Hi guys,
Sorry about the issues. The brief downtimes you’ve been seeing are caused by a single point of failure in our infrastructure that’s under increasing load. The issue is that many of our main-cluster apps have their custom domains pointed to the IP address 54.69.164.32, and we can only have a single server at a time connected to that address.
We’re working on a project to have custom domains pointed to CNAME records that will allow us to dynamically spread the load out and avoid this issue altogether. We also plan to route traffic to apps through CloudFlare for increased performance and reliability. Unfortunately, we’re starting to come up against our limits prior to getting this into place (I estimate we’re still at least a month away from rolling this out).

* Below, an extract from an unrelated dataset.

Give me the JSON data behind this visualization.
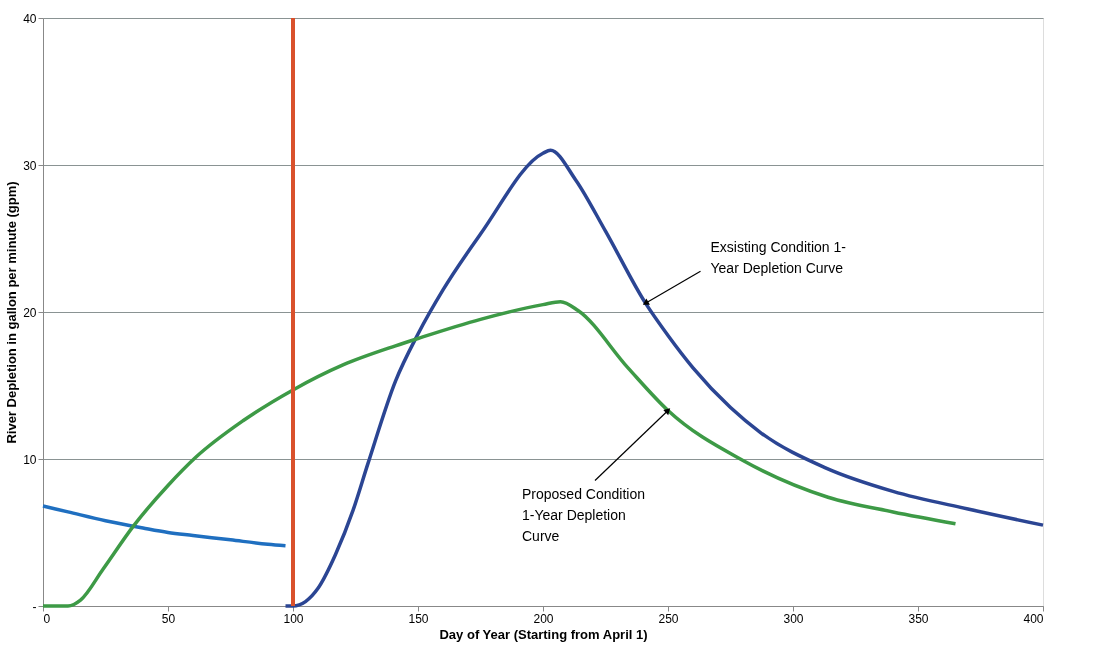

In the interim, we’re setting up some additional IP addresses to help reduce the load and stop the outages. Unfortunately, we have no way of rolling this out without you guys making a change on your end. So:
A) If you have not noticed brief downtimes over the last few days, no need to do anything
B) If you have noticed, or are still noticing issues, check to see if you have A records set with your domain registrar pointing your domain (and www.yourdomain) to 54.69.164.32. If not, no need to to do anything
C) If you do have those records set, please flip a coin and pick either 54.69.164.32 or 54.68.12.205, and use that address instead of 54.69.164.32. (If we end up with an uneven distribution, we’ll follow up with people by email and request they switch in a more systematic manner – for now, please just pick randomly).
Sorry for the inconvenience, and thanks for the help while we get to a better long-term solution for this issue.
(Also, see @keith’s helpful note above about alerting and downtime in general).